5L’accord de Monte-Carlo du 22 mars 1937 associe, du côté italien, Filippo Anfuso, le commandant Roberto Navale et Sante Emanuele. Le paiement en armes est mentionné par plusieurs sources, dont l’une avance le chiffre de cent fusils Beretta. Ce chiffre reste à établir sur pièce. Le principal exécutant, Jean Filiol, se réfugia en Italie et ne fut jamais jugé ; un procès se tint à Paris en octobre 1948.
6Le nom du représentant mexicain qui porta la cause républicaine devant la Société des Nations demande une vérification : les sources citent tantôt Isidro Fabela, tantôt Narciso Bassols, lesquels exercèrent des fonctions distinctes.
7Adam Hochschild, Spain in Our Hearts. Americans in the Spanish Civil War, 1936-1938, Princeton University Press, 2016. Le contrat de 1935 faisait de la compagnie le fournisseur principal de la République ; le renversement date de 1936.
8Les lois de neutralité américaines de 1935, 1936 et 1937 prohibaient la vente d’armes et de fournitures militaires ainsi que l’octroi de crédits aux belligérants. Rieber effectua deux voyages en zone franquiste pendant la guerre et y rencontra Franco.
9Le chiffre de vingt-neuf pétroliers capturés, coulés ou endommagés couvre l’ensemble du conflit et ne peut être imputé en totalité aux renseignements fournis par la compagnie ; deux naufrages au moins lui sont directement rattachés.
10Le total d’environ trente-cinq mille volontaires est le plus généralement retenu, avec des fourchettes de trente-deux mille à quarante mille selon les auteurs.
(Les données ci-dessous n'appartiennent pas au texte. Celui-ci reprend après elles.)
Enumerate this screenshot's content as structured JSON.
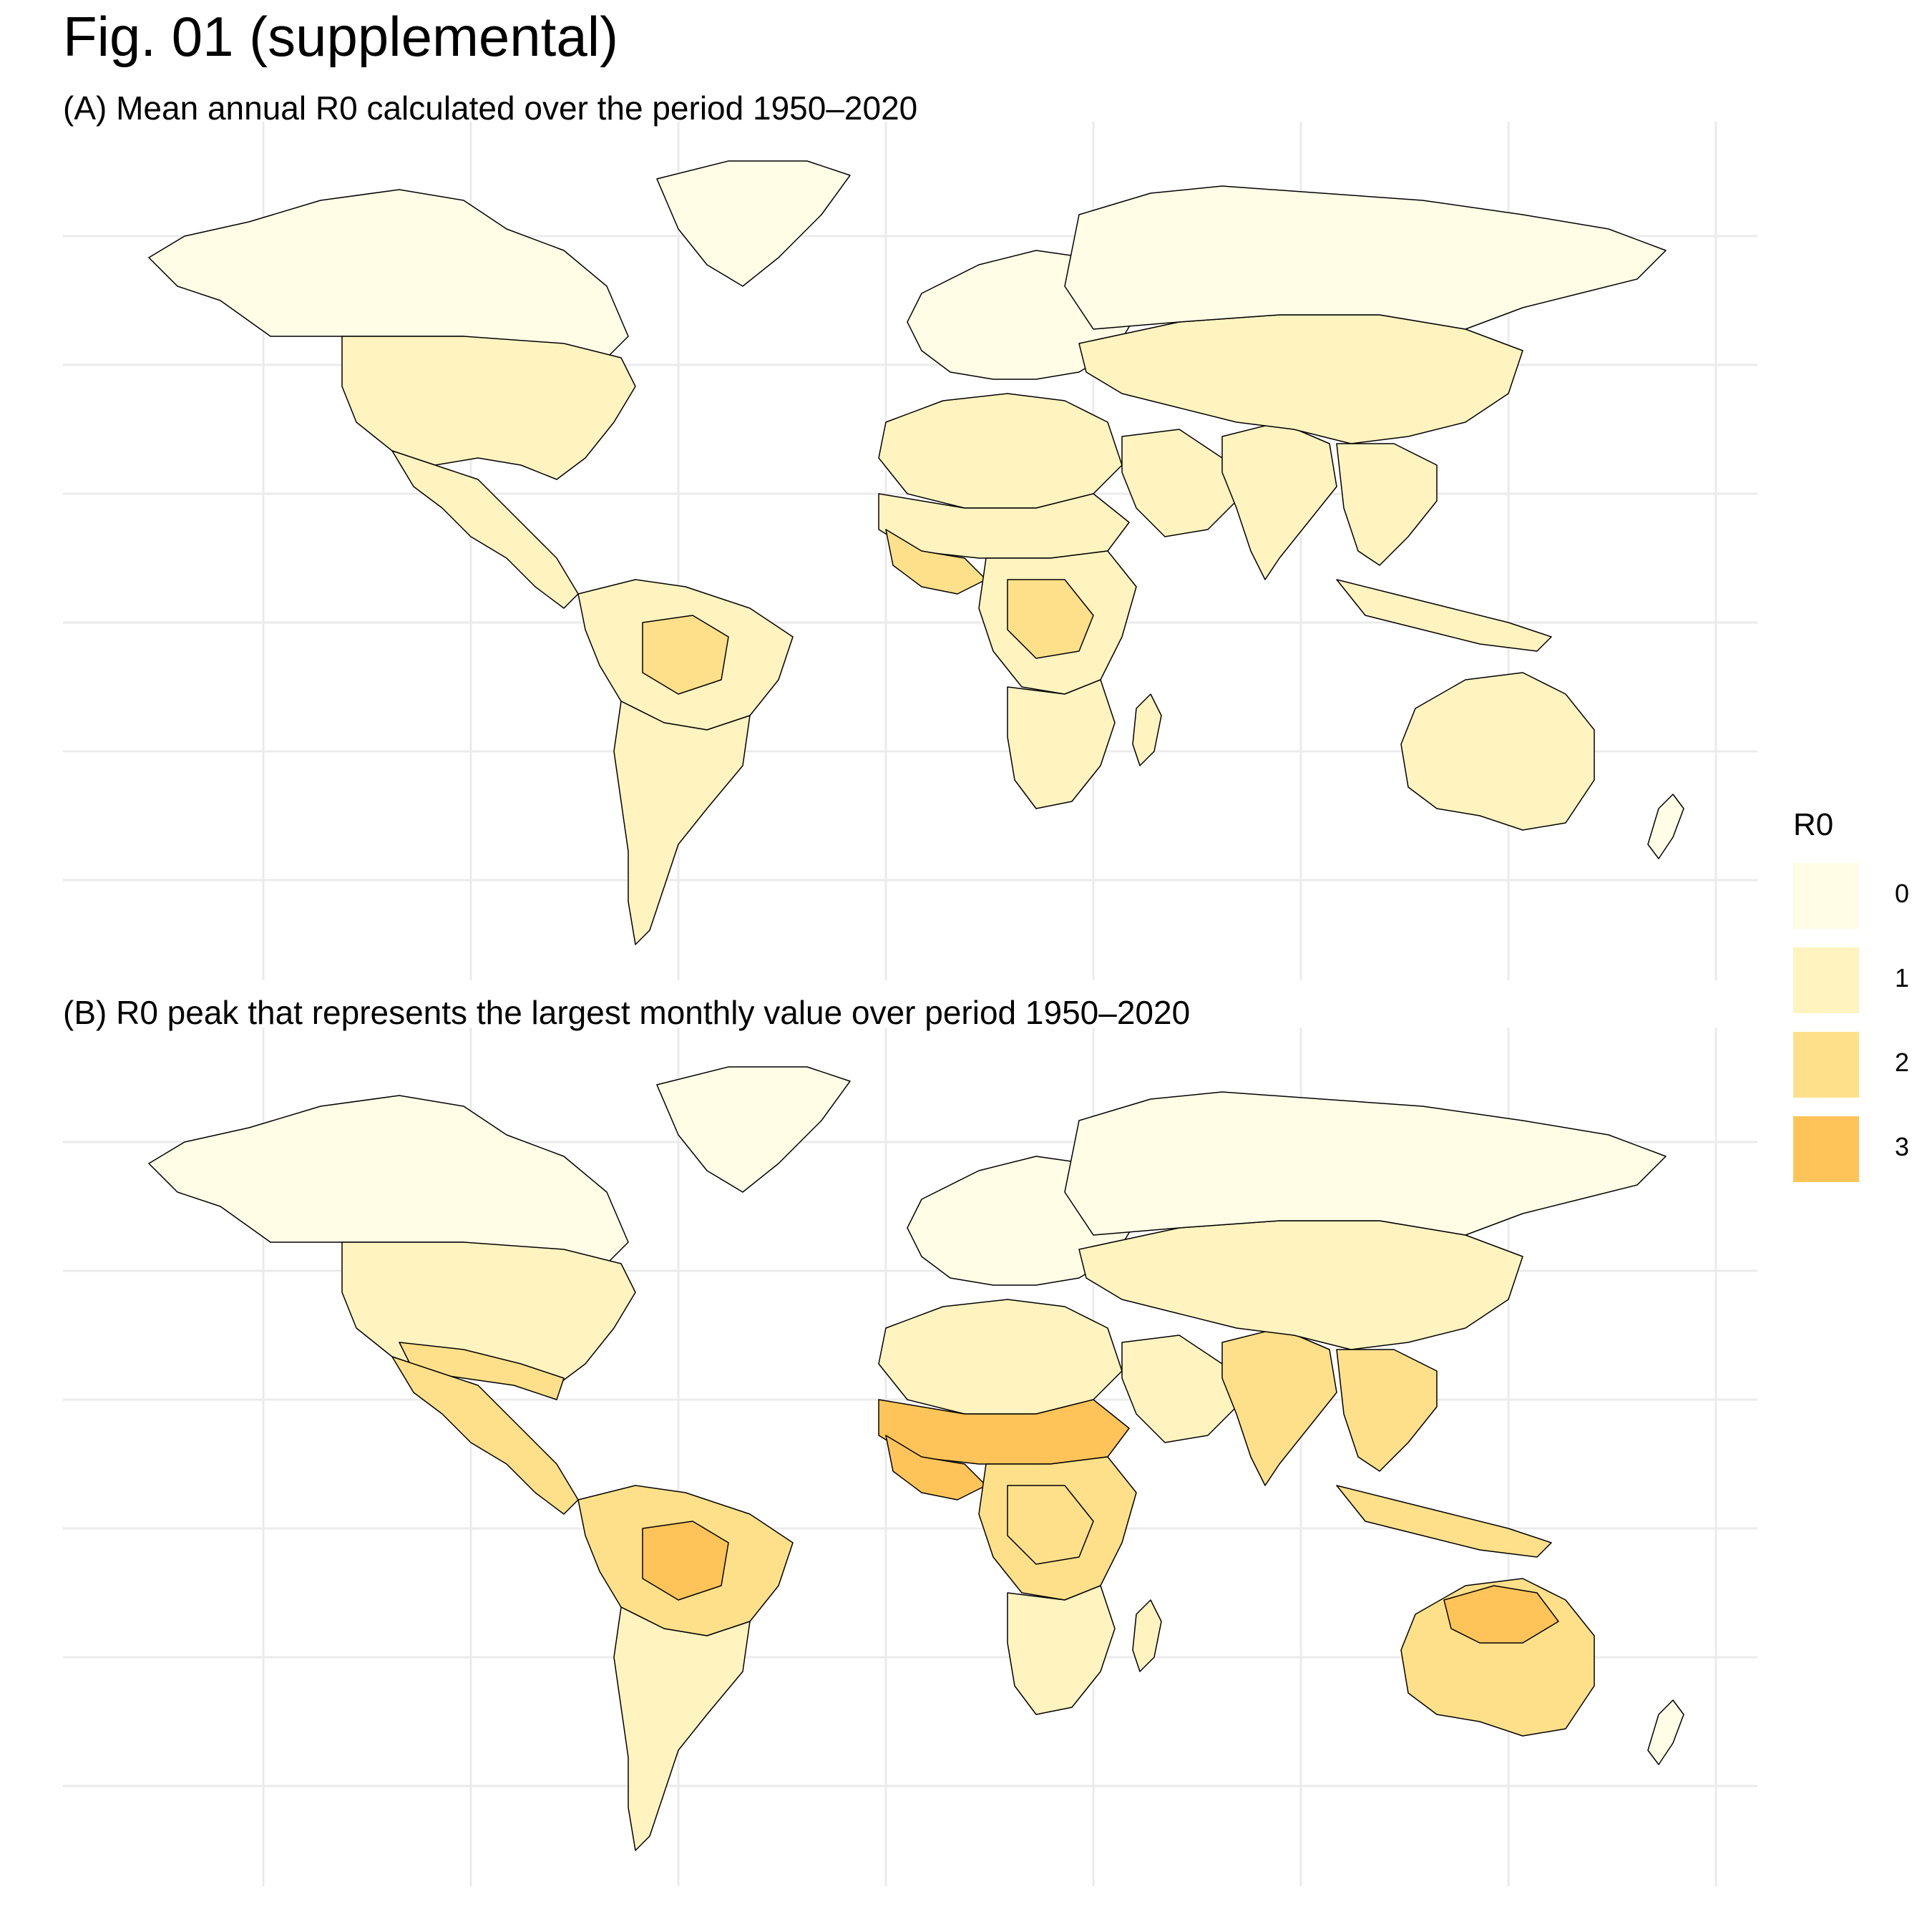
{
  "figure": {
    "title": "Fig. 01 (supplemental)"
  },
  "panels": [
    {
      "id": "A",
      "title": "(A) Mean annual R0 calculated over the period 1950–2020",
      "regions": [
        {
          "name": "north-america-north",
          "level": 0
        },
        {
          "name": "greenland",
          "level": 0
        },
        {
          "name": "usa",
          "level": 1
        },
        {
          "name": "mexico-central-america",
          "level": 1
        },
        {
          "name": "south-america-north",
          "level": 1
        },
        {
          "name": "amazon-core",
          "level": 2
        },
        {
          "name": "south-america-south",
          "level": 1
        },
        {
          "name": "europe",
          "level": 0
        },
        {
          "name": "north-africa",
          "level": 1
        },
        {
          "name": "sahel",
          "level": 1
        },
        {
          "name": "west-africa-coast",
          "level": 2
        },
        {
          "name": "central-africa",
          "level": 1
        },
        {
          "name": "central-africa-core",
          "level": 2
        },
        {
          "name": "southern-africa",
          "level": 1
        },
        {
          "name": "madagascar",
          "level": 1
        },
        {
          "name": "arabia",
          "level": 1
        },
        {
          "name": "india",
          "level": 1
        },
        {
          "name": "china-central-asia",
          "level": 1
        },
        {
          "name": "southeast-asia",
          "level": 1
        },
        {
          "name": "indonesia",
          "level": 1
        },
        {
          "name": "russia-siberia",
          "level": 0
        },
        {
          "name": "australia",
          "level": 1
        },
        {
          "name": "new-zealand",
          "level": 0
        }
      ]
    },
    {
      "id": "B",
      "title": "(B) R0 peak that represents the largest monthly value over period 1950–2020",
      "regions": [
        {
          "name": "north-america-north",
          "level": 0
        },
        {
          "name": "greenland",
          "level": 0
        },
        {
          "name": "usa",
          "level": 1
        },
        {
          "name": "usa-south",
          "level": 2
        },
        {
          "name": "mexico-central-america",
          "level": 2
        },
        {
          "name": "south-america-north",
          "level": 2
        },
        {
          "name": "amazon-core",
          "level": 3
        },
        {
          "name": "south-america-south",
          "level": 1
        },
        {
          "name": "europe",
          "level": 0
        },
        {
          "name": "north-africa",
          "level": 1
        },
        {
          "name": "sahel",
          "level": 3
        },
        {
          "name": "west-africa-coast",
          "level": 3
        },
        {
          "name": "central-africa",
          "level": 2
        },
        {
          "name": "central-africa-core",
          "level": 2
        },
        {
          "name": "southern-africa",
          "level": 1
        },
        {
          "name": "madagascar",
          "level": 1
        },
        {
          "name": "arabia",
          "level": 1
        },
        {
          "name": "india",
          "level": 2
        },
        {
          "name": "china-central-asia",
          "level": 1
        },
        {
          "name": "southeast-asia",
          "level": 2
        },
        {
          "name": "indonesia",
          "level": 2
        },
        {
          "name": "russia-siberia",
          "level": 0
        },
        {
          "name": "australia",
          "level": 2
        },
        {
          "name": "australia-north",
          "level": 3
        },
        {
          "name": "new-zealand",
          "level": 0
        }
      ]
    }
  ],
  "legend": {
    "title": "R0",
    "items": [
      {
        "label": "0",
        "color": "#fffde6"
      },
      {
        "label": "1",
        "color": "#fff3c0"
      },
      {
        "label": "2",
        "color": "#ffe08a"
      },
      {
        "label": "3",
        "color": "#ffc459"
      }
    ]
  },
  "colors": {
    "grid": "#ebebeb",
    "border": "#000000",
    "background": "#ffffff"
  }
}
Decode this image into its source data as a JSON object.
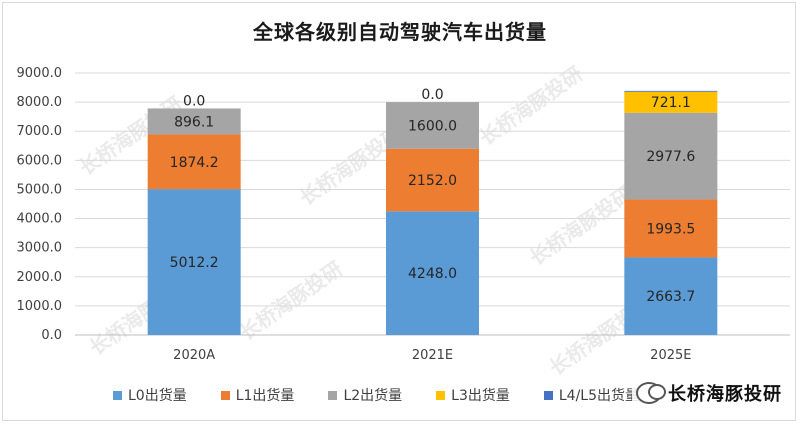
{
  "chart_data": {
    "type": "bar",
    "stacked": true,
    "title": "全球各级别自动驾驶汽车出货量",
    "categories": [
      "2020A",
      "2021E",
      "2025E"
    ],
    "ylim": [
      0,
      9000
    ],
    "yticks": [
      "0.0",
      "1000.0",
      "2000.0",
      "3000.0",
      "4000.0",
      "5000.0",
      "6000.0",
      "7000.0",
      "8000.0",
      "9000.0"
    ],
    "grid": true,
    "legend_position": "bottom",
    "series": [
      {
        "name": "L0出货量",
        "color": "#5b9bd5",
        "values": [
          5012.2,
          4248.0,
          2663.7
        ],
        "labels": [
          "5012.2",
          "4248.0",
          "2663.7"
        ]
      },
      {
        "name": "L1出货量",
        "color": "#ed7d31",
        "values": [
          1874.2,
          2152.0,
          1993.5
        ],
        "labels": [
          "1874.2",
          "2152.0",
          "1993.5"
        ]
      },
      {
        "name": "L2出货量",
        "color": "#a5a5a5",
        "values": [
          896.1,
          1600.0,
          2977.6
        ],
        "labels": [
          "896.1",
          "1600.0",
          "2977.6"
        ]
      },
      {
        "name": "L3出货量",
        "color": "#ffc000",
        "values": [
          0.0,
          0.0,
          721.1
        ],
        "labels": [
          "0.0",
          "0.0",
          "721.1"
        ]
      },
      {
        "name": "L4/L5出货量",
        "color": "#4472c4",
        "values": [
          0,
          0,
          30
        ],
        "labels": [
          "",
          "",
          ""
        ]
      }
    ]
  },
  "watermark": "长桥海豚投研",
  "brand": {
    "name": "长桥海豚投研"
  }
}
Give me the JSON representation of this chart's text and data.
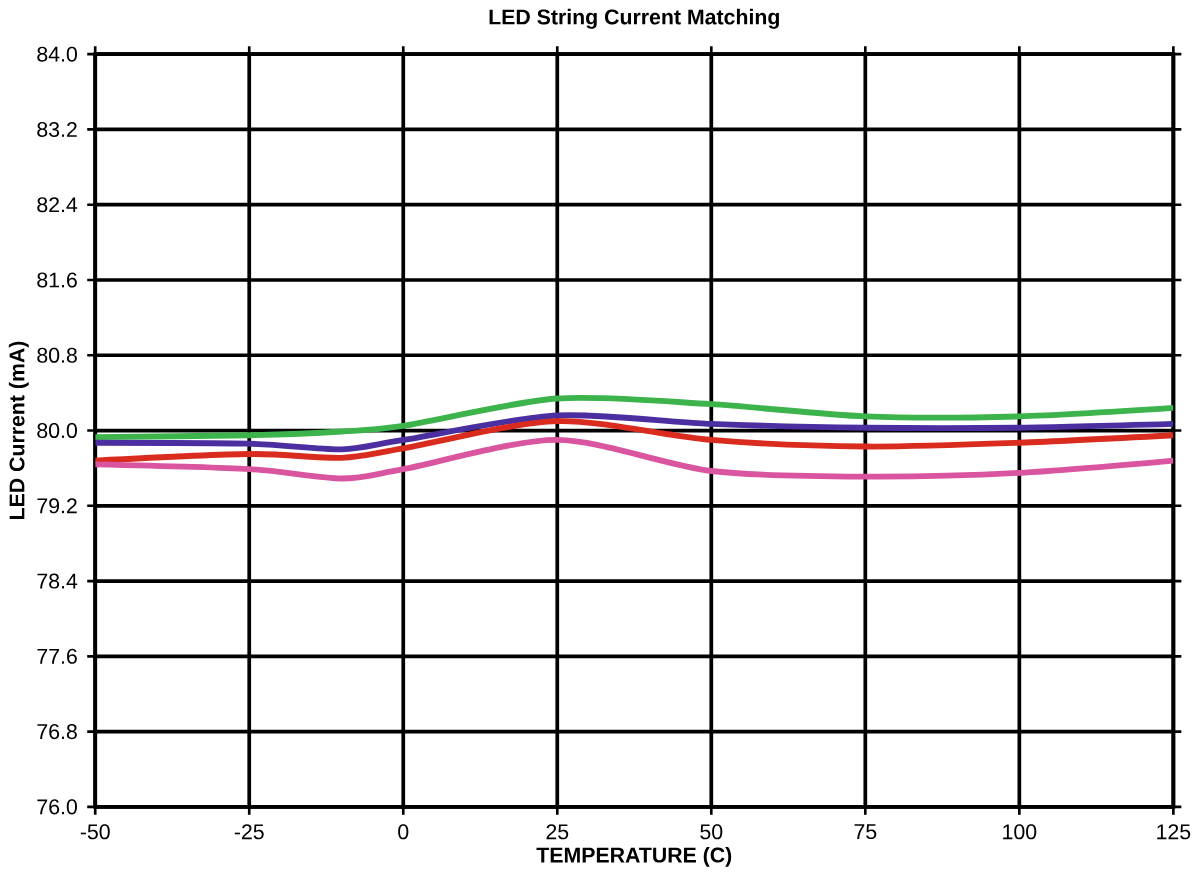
{
  "chart_data": {
    "type": "line",
    "title": "LED String Current Matching",
    "xlabel": "TEMPERATURE (C)",
    "ylabel": "LED Current (mA)",
    "x": [
      -50,
      -25,
      -10,
      0,
      25,
      50,
      75,
      100,
      125
    ],
    "series": [
      {
        "color": "#3cb44b",
        "values": [
          79.93,
          79.95,
          79.99,
          80.05,
          80.34,
          80.28,
          80.15,
          80.15,
          80.24
        ]
      },
      {
        "color": "#4b2fa0",
        "values": [
          79.87,
          79.86,
          79.8,
          79.9,
          80.16,
          80.07,
          80.03,
          80.03,
          80.07
        ]
      },
      {
        "color": "#d92b1e",
        "values": [
          79.68,
          79.75,
          79.71,
          79.81,
          80.1,
          79.9,
          79.83,
          79.87,
          79.95
        ]
      },
      {
        "color": "#d9559f",
        "values": [
          79.64,
          79.59,
          79.49,
          79.59,
          79.9,
          79.57,
          79.51,
          79.55,
          79.68
        ]
      }
    ],
    "xlim": [
      -50,
      125
    ],
    "xticks": [
      -50,
      -25,
      0,
      25,
      50,
      75,
      100,
      125
    ],
    "ylim": [
      76,
      84
    ],
    "yticks": [
      {
        "value": 76,
        "label": "76.0"
      },
      {
        "value": 76.8,
        "label": "76.8"
      },
      {
        "value": 77.6,
        "label": "77.6"
      },
      {
        "value": 78.4,
        "label": "78.4"
      },
      {
        "value": 79.2,
        "label": "79.2"
      },
      {
        "value": 80,
        "label": "80.0"
      },
      {
        "value": 80.8,
        "label": "80.8"
      },
      {
        "value": 81.6,
        "label": "81.6"
      },
      {
        "value": 82.4,
        "label": "82.4"
      },
      {
        "value": 83.2,
        "label": "83.2"
      },
      {
        "value": 84,
        "label": "84.0"
      }
    ],
    "grid": true,
    "marker": "none",
    "line_style": "solid"
  }
}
Attestation à consolider.
11Les dates exactes de l’arrestation et de l’exécution de Mikhaïl Koltsov restent à vérifier sur source primaire avant citation.
12Authors Take Sides on the Spanish War, Left Review, Londres, 1937. Cent quarante-huit réponses, dont cent vingt-huit favorables au gouvernement, cinq hostiles, et le solde rangé parmi les neutres.
13Les éditeurs constituèrent une catégorie de seize réponses sous un intitulé assorti d’un point d’interrogation, procédé qui en dit long sur leur embarras. La catégorie exacte dans laquelle furent rangés Aldous Huxley et Virginia Woolf reste à vérifier sur le fascicule original. Rappelons que Julian Bell, neveu de Virginia Woolf, mourut en juillet 1937 en conduisant une ambulance pour le Spanish Medical Aid.
14La réponse d’Orwell ne fut pas retenue par les éditeurs. Le jugement qu’il porta sur l’enquête est rapporté par plusieurs travaux ; sa formulation exacte reste à vérifier sur source.
15Les premières évacuations vers la France remontent à septembre 1936, par petits groupes. La première expédition officielle du 20 mars 1937 conduisit quatre cent cinquante enfants basques à Boyardville, sur l’île d’Oléron.
16Les chiffres de l’expédition du Habana varient : quatre mille enfants selon la presse de l’époque, trois mille neuf cent cinquante-six selon le décompte de l’Assistance sociale basque d’avril 1938 pour l’ensemble du Royaume-Uni.
17Décompte de l’Assistance sociale basque, avril 1938 : trente-sept mille neuf cent trente enfants basques évacués, dont vingt-deux mille deux cent trente-quatre en France, six mille deux cents en Catalogne, trois mille neuf cent cinquante-six au Royaume-Uni, trois mille deux cent un en Belgique et mille huit cent quatre-vingt-neuf en Union soviétique. Les autres totaux disponibles diffèrent sensiblement et doivent être présentés comme des estimations.
18L’Office central d’évacuation et d’assistance aux réfugiés fut créé en février 1937 et dissous en 1938. Pour les fonds documentaires, voir à l’Archivo General de la Administración la série du Servicio de Repatriación de Menores, IDD (09)017.022.